Vengono lanciati dagli oceani dove le temperature sono considerate “oltre gli estremi”.

E si presentano in incendi senza precedenti e ancora in corso in Canada che hanno inviato fumo pericoloso negli Stati Uniti.

Gli scienziati affermano che non c’è dubbio che questa cacofonia sia causata dal cambiamento climatico o che continuerà a intensificarsi man mano che il pianeta si riscalda. La ricerca mostra che le emissioni umane di gas serra, in particolare dalla combustione di combustibili fossili, hanno aumentato la temperatura della Terra di circa 1,2 gradi Celsius (2,2 Fahrenheit) rispetto ai livelli preindustriali. A meno che l’umanità non cambi il modo in cui le persone viaggiano, generano energia e producono cibo, le temperature medie globali aumenteranno di 3 gradi Celsius (5,4 Fahrenheit), secondo l’Intergovernmental Panel on Climate Change, scatenando i disastri che crea. I disastri annuali sembrano lievi.

L’unica domanda, dicono gli scienziati, è quando l’allarme sarà abbastanza forte da svegliare le persone.

“Questa non è una nuova normalità”, ha detto Friedrich Otto, scienziato del clima all’Imperial College di Londra. “Non sappiamo quale sia la nuova natura. Come sarà la nuova normalità una volta che smetteremo di bruciare combustibili fossili… non siamo neanche lontanamente vicini a farlo.

L’arrivo dell’estate nell’emisfero settentrionale e l’arrivo del sistema meteorologico El Niño, che aumenta le temperature globali, contribuiscono a questa stagione di estremi simultanei, ha affermato Otto. Ma questi eventi si stanno svolgendo sullo sfondo del cambiamento climatico causato dall’uomo, rendendo questi disastri peggiori che mai.

Quella che avrebbe potuto essere una giornata piacevole senza il cambiamento climatico è ora un’ondata di caldo mortale, ha detto. Quello che una volta era un temporale estivo è ora la causa di catastrofiche inondazioni.

E una giornata tipicamente calda per il pianeta, il 4 luglio, è stata la più calda mai registrata quest’anno. La temperatura media globale della Terra di 17 gradi Celsius (62,6 Fahrenheit) è probabilmente la più calda che abbia raggiunto negli ultimi 125.000 anni.

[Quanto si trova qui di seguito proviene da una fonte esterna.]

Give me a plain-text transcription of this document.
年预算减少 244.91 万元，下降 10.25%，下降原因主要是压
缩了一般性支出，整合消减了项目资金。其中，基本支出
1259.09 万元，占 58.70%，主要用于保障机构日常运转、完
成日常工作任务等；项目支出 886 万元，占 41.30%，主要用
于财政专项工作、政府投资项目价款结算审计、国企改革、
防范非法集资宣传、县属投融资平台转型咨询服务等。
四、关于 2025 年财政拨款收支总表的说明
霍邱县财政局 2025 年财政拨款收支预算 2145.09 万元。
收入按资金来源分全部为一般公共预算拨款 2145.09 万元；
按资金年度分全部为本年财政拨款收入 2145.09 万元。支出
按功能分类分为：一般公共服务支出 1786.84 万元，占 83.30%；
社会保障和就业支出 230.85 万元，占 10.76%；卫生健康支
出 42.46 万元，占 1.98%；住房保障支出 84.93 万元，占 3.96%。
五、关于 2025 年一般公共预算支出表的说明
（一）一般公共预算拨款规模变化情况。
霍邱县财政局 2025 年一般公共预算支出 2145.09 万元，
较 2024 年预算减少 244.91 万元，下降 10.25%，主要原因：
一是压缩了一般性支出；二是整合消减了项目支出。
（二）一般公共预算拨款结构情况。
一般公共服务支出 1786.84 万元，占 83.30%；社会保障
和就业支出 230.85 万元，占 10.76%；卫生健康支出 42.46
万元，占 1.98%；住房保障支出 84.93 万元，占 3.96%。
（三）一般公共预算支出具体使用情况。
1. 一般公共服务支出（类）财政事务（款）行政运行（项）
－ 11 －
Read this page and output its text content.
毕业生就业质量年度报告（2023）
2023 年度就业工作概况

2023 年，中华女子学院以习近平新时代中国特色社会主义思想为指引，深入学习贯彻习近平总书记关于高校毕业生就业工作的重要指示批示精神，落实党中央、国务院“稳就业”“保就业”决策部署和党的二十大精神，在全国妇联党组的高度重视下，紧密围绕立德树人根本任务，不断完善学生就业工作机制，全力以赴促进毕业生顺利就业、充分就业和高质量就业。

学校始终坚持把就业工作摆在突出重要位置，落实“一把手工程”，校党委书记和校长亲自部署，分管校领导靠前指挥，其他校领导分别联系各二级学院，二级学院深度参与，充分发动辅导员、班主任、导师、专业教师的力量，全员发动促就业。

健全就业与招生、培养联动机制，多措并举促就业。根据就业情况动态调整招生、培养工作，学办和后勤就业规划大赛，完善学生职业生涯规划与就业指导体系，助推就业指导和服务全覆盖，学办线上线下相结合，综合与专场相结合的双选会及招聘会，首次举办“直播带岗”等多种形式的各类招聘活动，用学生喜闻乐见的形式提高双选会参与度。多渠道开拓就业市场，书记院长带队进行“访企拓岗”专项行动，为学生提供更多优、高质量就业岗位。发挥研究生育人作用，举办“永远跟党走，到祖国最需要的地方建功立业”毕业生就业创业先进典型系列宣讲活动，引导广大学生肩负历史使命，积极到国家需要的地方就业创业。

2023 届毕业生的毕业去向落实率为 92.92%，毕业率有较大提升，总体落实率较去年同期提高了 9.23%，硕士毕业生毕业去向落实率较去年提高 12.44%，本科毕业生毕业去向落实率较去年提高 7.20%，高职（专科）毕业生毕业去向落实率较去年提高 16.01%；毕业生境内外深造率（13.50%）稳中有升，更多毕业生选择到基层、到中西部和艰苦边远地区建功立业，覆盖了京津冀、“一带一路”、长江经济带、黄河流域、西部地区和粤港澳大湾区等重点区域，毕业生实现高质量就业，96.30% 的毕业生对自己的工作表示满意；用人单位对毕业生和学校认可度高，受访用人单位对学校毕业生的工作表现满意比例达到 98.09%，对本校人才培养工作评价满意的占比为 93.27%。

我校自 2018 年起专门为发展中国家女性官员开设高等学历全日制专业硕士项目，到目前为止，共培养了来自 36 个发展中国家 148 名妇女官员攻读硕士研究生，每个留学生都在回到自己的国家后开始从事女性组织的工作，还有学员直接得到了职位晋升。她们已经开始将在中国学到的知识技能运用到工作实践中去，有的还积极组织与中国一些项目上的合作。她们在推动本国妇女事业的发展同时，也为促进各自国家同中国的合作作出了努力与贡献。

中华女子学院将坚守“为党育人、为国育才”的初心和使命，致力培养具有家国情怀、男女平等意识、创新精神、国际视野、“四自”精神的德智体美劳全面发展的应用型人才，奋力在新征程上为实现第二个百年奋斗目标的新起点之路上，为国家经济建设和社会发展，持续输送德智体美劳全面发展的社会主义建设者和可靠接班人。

READ  È in corso un'indagine dopo che 29 persone sono morte in un incendio in un ospedale di Pechino

Otto è copresidente del Global Weather Attribution Network, una coalizione di scienziati che conduce analisi rapide per determinare in che modo il cambiamento climatico influisce sugli eventi meteorologici estremi. Dal 2015 il gruppo è stato identificato Dozzine Le ondate di calore, gli uragani, le siccità e le inondazioni sono causate in misura maggiore o maggiore dal riscaldamento causato dall’uomo. Diversi eventi, tra cui un’ondata di caldo del Pacifico nord-occidentale del 2021 che ha ucciso più di 1.000 persone, sono stati ritenuti “quasi impossibili” in un mondo non toccato dalle emissioni umane di gas serra.

A questo punto, affermano i ricercatori, i collegamenti tra cambiamento climatico e disastri meteorologici sono chiari. Con l’aumento della temperatura media del pianeta, le ondate di calore raggiungono altezze senza precedenti. Ciò è accaduto durante le recenti ondate di caldo nel sud-est asiatico, nell’Europa meridionale e nel Nord Africa, hanno affermato i ricercatori del World Weather Teaching. rilevato.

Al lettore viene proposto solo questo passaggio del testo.